We all know that it’s hard to fit a workout into our schedule, so if you’ve been carving out time for a workout on a regular basis, that is something to be celebrated. But while it may seem counterintuitive, getting into too much of a routine can actually cause you to hit a plateau and not get the benefits anymore—or, worse, lead to injury.
How do you know when is the right time to overhaul your routine? Well, read below to learn the 5 most common signs of workout ruts along with tips on how to fix them. Remember always – you should get maximum benefits for the time and effort you put into your workouts.
Sign #1: You head straight for the treadmill (and that’s all you do).
Of course hopping on the treadmill or the elliptical is a good thing. You get your heart rate up, burn calories, and crank out endorphins. But if you’re going to the gym and just getting on a cardio machine, you’re doing yourself a disservice. That’s because you don’t have a good balance between cardio, strength training, core exercises, and flexibility work. A well-rounded program is the key to maximizing your workout and seeing changes.
The fix: Incorporate a circuit into your routine. If you’re trying to lose weight you’ll benefit from adding in resistance training, because the more lean tissue you have, the more fat your body burns throughout the day. If you’re used to walking 45 minutes per day, for instance, start by walking on the treadmill for 10 to 15 minutes, and then do a round of push-ups, squats, and alternating lunges. After completing the circuit, go back to the treadmill and walk for another 3 to 5 minutes, and repeat the circuit until you reach 45 minutes.
Sign #2: You find an excuse to leave the gym early. Every single time.
It’s fine to plan for a couple abbreviated workouts here and there. But if you’re constantly cutting them short and quitting too early, something’s not right. If you go into a workout planning to do 4 sets of 12 reps of bench press, squats, pull-ups, and lunges, and then find yourself quitting after 3 sets or only getting 10 reps, because you just can’t make it any longer, you’re likely in a rut. Remember to refuel well – total exhaustion could be a sign that you’re not fueling your body with the proper nutrients or getting enough sleep.
The fix: Take an honest look at your diet. It takes the right fuel for your car to run at its best, and the same goes for your body. Basic guidelines: You need to eat the right combo of proteins, carbohydrates, healthy fats, fruits, and vegetables. Meals that emphasize fresh, unprocessed food and a few lean meats will give you a steady supply of energy. Another key: You need to get the right amount of sleep for your body to operate at its best.
Sign #3: You look at the clock after every exercise.
By constantly time-checking yourself, you’re not getting into the flow of your workouts. When you’re in the flow, you’re in a state where outside distractions don’t interfere with what you’re trying to achieve. Chances are, if you’re not in a state of concentration, you’re simply bored with your current routine and need to shake it up a bit.
The fix: Completely change your routine. You don’t have to totally shy away from the kind of exercise you love; it’s simple to use what you like as a guide to find something new. And that’s key because changing your surroundings is a great way to help you break out of a rut. If you’re normally a runner you probably like solo sports, so try another individual activity like yoga. If you’re a regular at spin, mix it up by scheduling a Zumba class. Never miss a tennis date? Give kickboxing, which incorporates partner work, a go.
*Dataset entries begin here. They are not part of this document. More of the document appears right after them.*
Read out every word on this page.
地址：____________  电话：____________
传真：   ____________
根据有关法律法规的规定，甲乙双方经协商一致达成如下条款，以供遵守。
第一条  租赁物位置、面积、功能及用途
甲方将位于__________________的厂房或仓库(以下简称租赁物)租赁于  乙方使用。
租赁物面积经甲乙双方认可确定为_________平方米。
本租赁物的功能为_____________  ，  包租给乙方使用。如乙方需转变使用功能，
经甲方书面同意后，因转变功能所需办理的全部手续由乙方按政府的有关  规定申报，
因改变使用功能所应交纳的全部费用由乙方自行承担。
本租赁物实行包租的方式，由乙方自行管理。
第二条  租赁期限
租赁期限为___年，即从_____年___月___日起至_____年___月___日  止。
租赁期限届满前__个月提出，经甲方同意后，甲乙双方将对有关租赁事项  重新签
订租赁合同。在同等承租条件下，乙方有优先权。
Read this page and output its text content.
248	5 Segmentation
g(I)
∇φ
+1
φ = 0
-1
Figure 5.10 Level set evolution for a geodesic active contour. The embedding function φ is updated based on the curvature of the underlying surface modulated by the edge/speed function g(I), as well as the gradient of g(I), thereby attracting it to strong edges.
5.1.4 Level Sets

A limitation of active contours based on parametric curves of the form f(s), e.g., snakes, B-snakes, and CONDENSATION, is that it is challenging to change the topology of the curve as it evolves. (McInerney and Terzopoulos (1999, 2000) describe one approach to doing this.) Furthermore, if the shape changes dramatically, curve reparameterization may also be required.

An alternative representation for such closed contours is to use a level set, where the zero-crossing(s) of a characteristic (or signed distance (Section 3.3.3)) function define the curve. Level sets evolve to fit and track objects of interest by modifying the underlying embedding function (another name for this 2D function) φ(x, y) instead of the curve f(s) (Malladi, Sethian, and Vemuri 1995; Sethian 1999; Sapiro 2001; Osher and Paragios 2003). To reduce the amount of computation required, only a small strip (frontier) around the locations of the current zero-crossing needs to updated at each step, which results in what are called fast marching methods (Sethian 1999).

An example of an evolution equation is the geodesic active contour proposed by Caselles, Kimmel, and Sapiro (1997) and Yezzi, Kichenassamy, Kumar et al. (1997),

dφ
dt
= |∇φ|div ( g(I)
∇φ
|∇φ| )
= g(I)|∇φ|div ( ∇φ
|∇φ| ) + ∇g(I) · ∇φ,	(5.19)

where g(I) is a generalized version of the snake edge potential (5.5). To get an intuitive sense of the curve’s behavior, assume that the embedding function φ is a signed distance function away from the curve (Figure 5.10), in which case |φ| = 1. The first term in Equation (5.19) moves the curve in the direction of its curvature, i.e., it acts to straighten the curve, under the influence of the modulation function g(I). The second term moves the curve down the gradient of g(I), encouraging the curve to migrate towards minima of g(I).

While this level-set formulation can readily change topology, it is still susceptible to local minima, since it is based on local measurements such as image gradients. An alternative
Sign #4: You’re not making any progress.
If your goal is to break an 8-minute mile and you just can’t seem to get past 8:30, or you can’t quite bench press your target weight but you’re almost there, you may be in a rut. Something is holding you back from the results you want, and you need to make a change in order to make any headway.
The fix: First, make sure your goals are realistic. It’s great to reach for the stars, but if it’s not physically possible to touch those stars, you may need to reframe your situation. For example, maybe an 8:15 mile is a better place to start than that 8:00 mile. Once you reach that goal, you’ll be spurred on to tackle the next challenge. If that doesn’t work, seek professional guidance. A trained professional can help you reassess your goals and give you honest feedback. He can also develop a structured game plan to systemically work toward your goals.
Sign #5: Your body hurts.
If some is good, more is better, right? Not necessarily. If that’s your mentality and you find yourself feeling tired throughout the day, having trouble sleeping at night, getting sick often, or having chronic pain, then you’re probably overtraining.
The fix: Ask yourself if this is a program you can do for the rest of your life, because fitness is a journey, not a destination. If you continue to overtrain, your body will continue to break down, and you’ll eventually have to stop.
A good rule of thumb: schedule regular rest days into your routine; taking one every 3 to 5 days is best. Also, get proper nutrition and sleep. And aim for a workout to last about 30 to 45 minutes, though that varies from person to person. It’s important to understand that one size doesn’t fit all when it comes to working out and recovery, so it’s best to pay close attention to your body and listen to its needs.